SQL with APIs and JSON Fields in PostgreSQL: Working with Semi-Structured Data


Table of Contents

  1. Introduction
  2. Why JSON Support Matters in Modern SQL
  3. PostgreSQL JSON vs JSONB
  4. Creating Tables with JSON Fields
  5. Inserting JSON Data (from APIs or files)
  6. Accessing JSON Properties in PostgreSQL
  7. Filtering Based on JSON Content
  8. Updating and Modifying JSON Fields
  9. Using JSON Functions: jsonb_set, jsonb_extract_path, jsonb_array_elements
  10. Flattening JSON Arrays
  11. Indexing JSONB for Performance
  12. Parsing API Responses in PostgreSQL
  13. Building a Table to Store API Logs
  14. Practical Example: GitHub API Data in JSON
  15. Joining JSON with Relational Tables
  16. Aggregating Inside JSON Arrays
  17. Validating and Cleaning JSON Payloads
  18. Common Pitfalls and Optimization Tips
  19. JSON Utility Functions and Extensions
  20. Summary and What’s Next

1. Introduction

Modern applications often rely on API responses and semi-structured data, especially in JSON format. PostgreSQL stands out among SQL databases for its robust native JSON support, making it ideal for ingesting and analyzing data directly from APIs.
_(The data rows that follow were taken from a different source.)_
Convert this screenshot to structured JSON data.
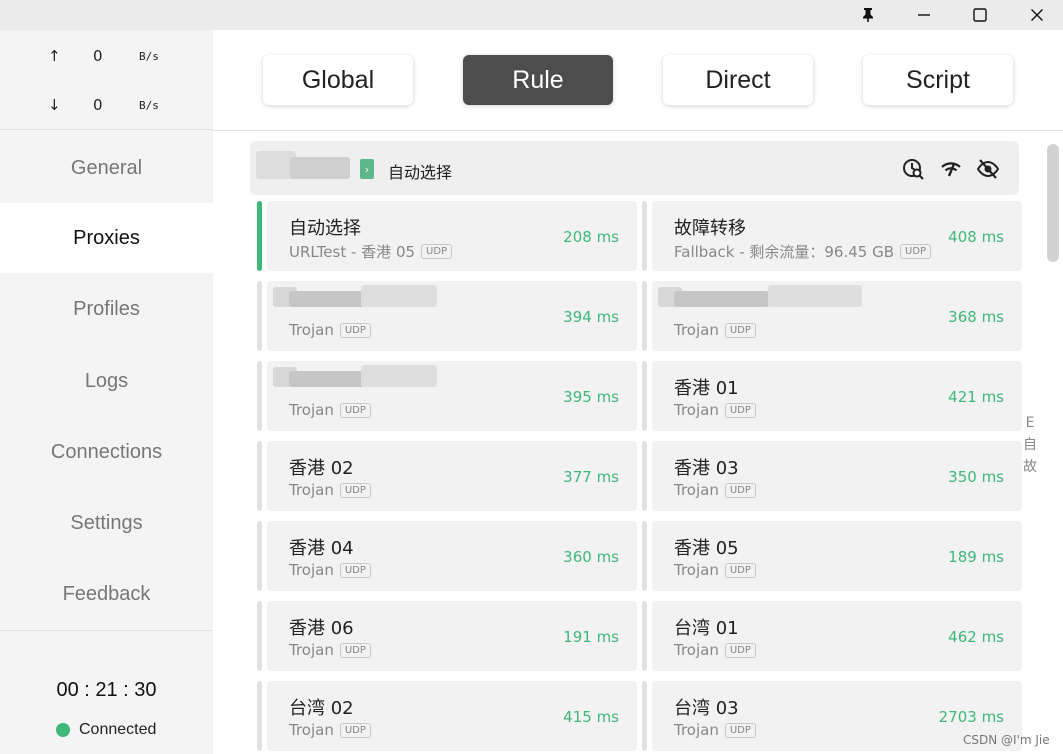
{
  "titlebar": {
    "pin_icon": "pin-icon",
    "minimize_icon": "minimize-icon",
    "maximize_icon": "maximize-icon",
    "close_icon": "close-icon"
  },
  "traffic": {
    "up": {
      "arrow": "↑",
      "value": "0",
      "unit": "B/s"
    },
    "down": {
      "arrow": "↓",
      "value": "0",
      "unit": "B/s"
    }
  },
  "nav": {
    "items": [
      "General",
      "Proxies",
      "Profiles",
      "Logs",
      "Connections",
      "Settings",
      "Feedback"
    ],
    "active": "Proxies"
  },
  "status": {
    "timer": "00 : 21 : 30",
    "state": "Connected",
    "color": "#3fb77a"
  },
  "modes": {
    "items": [
      "Global",
      "Rule",
      "Direct",
      "Script"
    ],
    "active": "Rule"
  },
  "group": {
    "selected": "自动选择",
    "icons": [
      "latency-test-icon",
      "wifi-icon",
      "hide-icon"
    ]
  },
  "proxies": [
    {
      "name": "自动选择",
      "type": "URLTest - 香港 05",
      "udp": "UDP",
      "delay": "208 ms",
      "selected": true
    },
    {
      "name": "故障转移",
      "type": "Fallback - 剩余流量：96.45 GB",
      "udp": "UDP",
      "delay": "408 ms"
    },
    {
      "name": "",
      "type": "Trojan",
      "udp": "UDP",
      "delay": "394 ms",
      "blurred": true
    },
    {
      "name": "",
      "type": "Trojan",
      "udp": "UDP",
      "delay": "368 ms",
      "blurred": true
    },
    {
      "name": "",
      "type": "Trojan",
      "udp": "UDP",
      "delay": "395 ms",
      "blurred": true
    },
    {
      "name": "香港 01",
      "type": "Trojan",
      "udp": "UDP",
      "delay": "421 ms"
    },
    {
      "name": "香港 02",
      "type": "Trojan",
      "udp": "UDP",
      "delay": "377 ms"
    },
    {
      "name": "香港 03",
      "type": "Trojan",
      "udp": "UDP",
      "delay": "350 ms"
    },
    {
      "name": "香港 04",
      "type": "Trojan",
      "udp": "UDP",
      "delay": "360 ms"
    },
    {
      "name": "香港 05",
      "type": "Trojan",
      "udp": "UDP",
      "delay": "189 ms"
    },
    {
      "name": "香港 06",
      "type": "Trojan",
      "udp": "UDP",
      "delay": "191 ms"
    },
    {
      "name": "台湾 01",
      "type": "Trojan",
      "udp": "UDP",
      "delay": "462 ms"
    },
    {
      "name": "台湾 02",
      "type": "Trojan",
      "udp": "UDP",
      "delay": "415 ms"
    },
    {
      "name": "台湾 03",
      "type": "Trojan",
      "udp": "UDP",
      "delay": "2703 ms"
    }
  ],
  "side_letters": [
    "E",
    "自",
    "故"
  ],
  "watermark": "CSDN @I'm Jie"
}
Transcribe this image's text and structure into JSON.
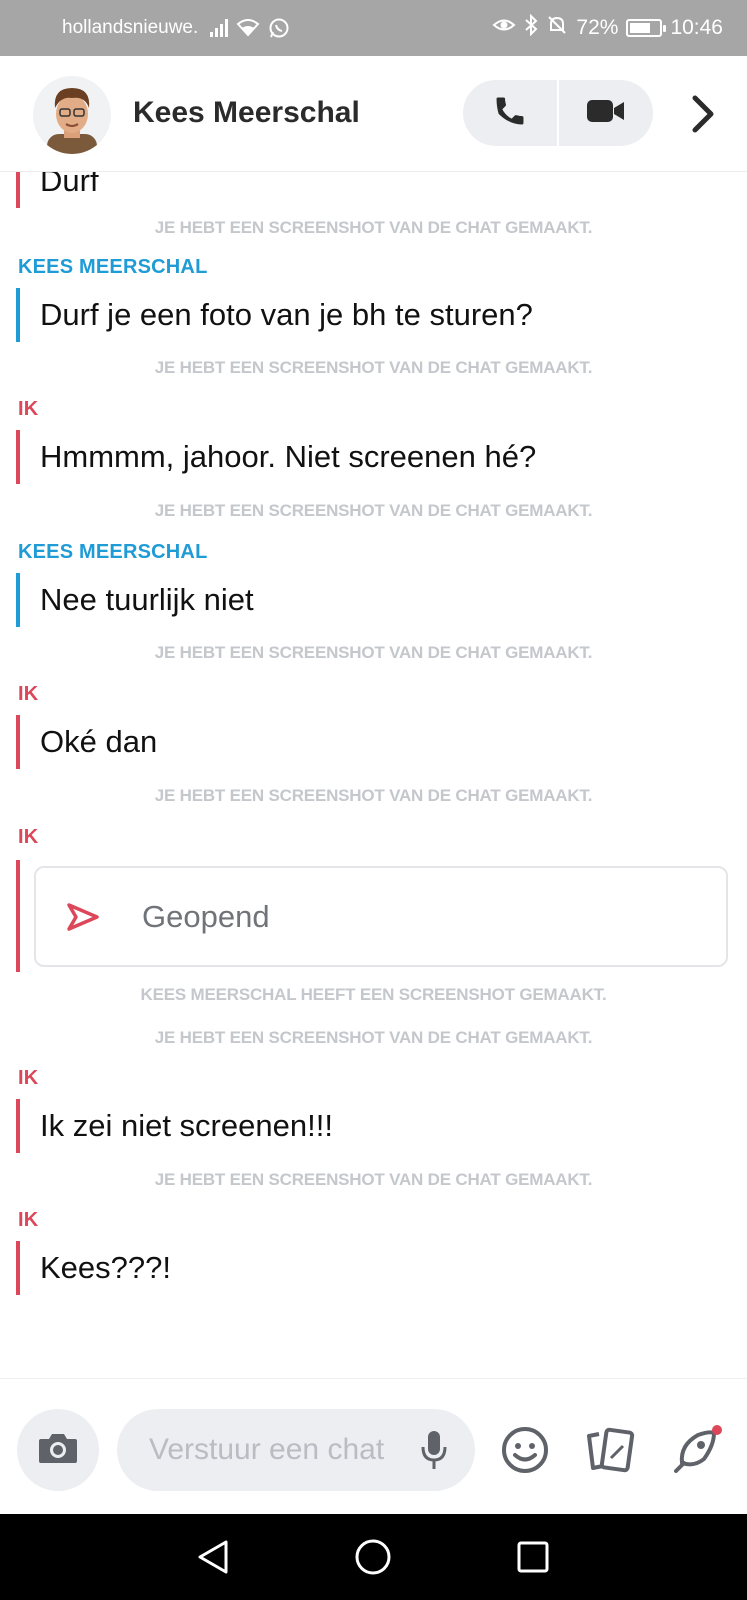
{
  "status_bar": {
    "carrier": "hollandsnieuwe.",
    "battery": "72%",
    "battery_level": 0.72,
    "time": "10:46"
  },
  "header": {
    "contact_name": "Kees Meerschal"
  },
  "messages": [
    {
      "kind": "text",
      "sender": "",
      "text": "Durf",
      "color": "red"
    },
    {
      "kind": "system",
      "text": "JE HEBT EEN SCREENSHOT VAN DE CHAT GEMAAKT."
    },
    {
      "kind": "text",
      "sender": "KEES MEERSCHAL",
      "text": "Durf je een foto van je bh te sturen?",
      "color": "blue"
    },
    {
      "kind": "system",
      "text": "JE HEBT EEN SCREENSHOT VAN DE CHAT GEMAAKT."
    },
    {
      "kind": "text",
      "sender": "IK",
      "text": "Hmmmm, jahoor. Niet screenen hé?",
      "color": "red"
    },
    {
      "kind": "system",
      "text": "JE HEBT EEN SCREENSHOT VAN DE CHAT GEMAAKT."
    },
    {
      "kind": "text",
      "sender": "KEES MEERSCHAL",
      "text": "Nee tuurlijk niet",
      "color": "blue"
    },
    {
      "kind": "system",
      "text": "JE HEBT EEN SCREENSHOT VAN DE CHAT GEMAAKT."
    },
    {
      "kind": "text",
      "sender": "IK",
      "text": "Oké dan",
      "color": "red"
    },
    {
      "kind": "system",
      "text": "JE HEBT EEN SCREENSHOT VAN DE CHAT GEMAAKT."
    },
    {
      "kind": "snap",
      "sender": "IK",
      "text": "Geopend",
      "color": "red"
    },
    {
      "kind": "system",
      "text": "KEES MEERSCHAL HEEFT EEN SCREENSHOT GEMAAKT."
    },
    {
      "kind": "system",
      "text": "JE HEBT EEN SCREENSHOT VAN DE CHAT GEMAAKT."
    },
    {
      "kind": "text",
      "sender": "IK",
      "text": "Ik zei niet screenen!!!",
      "color": "red"
    },
    {
      "kind": "system",
      "text": "JE HEBT EEN SCREENSHOT VAN DE CHAT GEMAAKT."
    },
    {
      "kind": "text",
      "sender": "IK",
      "text": "Kees???!",
      "color": "red"
    }
  ],
  "composer": {
    "placeholder": "Verstuur een chat"
  },
  "colors": {
    "blue": "#1f9bd6",
    "red": "#dc4759",
    "system_gray": "#c4c7cc",
    "status_bar": "#a6a6a6"
  },
  "icons": {
    "call": "phone-icon",
    "video": "video-camera-icon",
    "more": "chevron-right-icon",
    "camera": "camera-icon",
    "mic": "microphone-icon",
    "emoji": "smiley-icon",
    "stickers": "cards-icon",
    "games": "rocket-icon"
  }
}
2. Why JSON Support Matters in Modern SQL

  • APIs return nested JSON by default
  • Avoid premature normalization
  • Store entire documents or responses in a single field
  • Perform flexible querying without rigid schema changes

3. PostgreSQL JSON vs JSONB

FeatureJSONJSONB
StorageTextual formatBinary format
IndexableNoYes (GIN, expression indexes)
Order PreservedYesNo
PerformanceSlower for lookupFaster for search/filtering

Recommendation: Use JSONB for analytics and indexing.


4. Creating Tables with JSON Fields

CREATE TABLE api_logs (
id SERIAL PRIMARY KEY,
source TEXT,
payload JSONB,
fetched_at TIMESTAMP DEFAULT CURRENT_TIMESTAMP
);

This allows you to store entire API payloads for later parsing and analysis.


5. Inserting JSON Data (from APIs or files)

INSERT INTO api_logs (source, payload)
VALUES (
'github',
'{
"login": "prafull",
"id": 12345,
"repos": [
{"name": "syskool", "stars": 150},
{"name": "xeblabs", "stars": 80}
]
}'
);

Use your backend or ETL pipeline to automate this step.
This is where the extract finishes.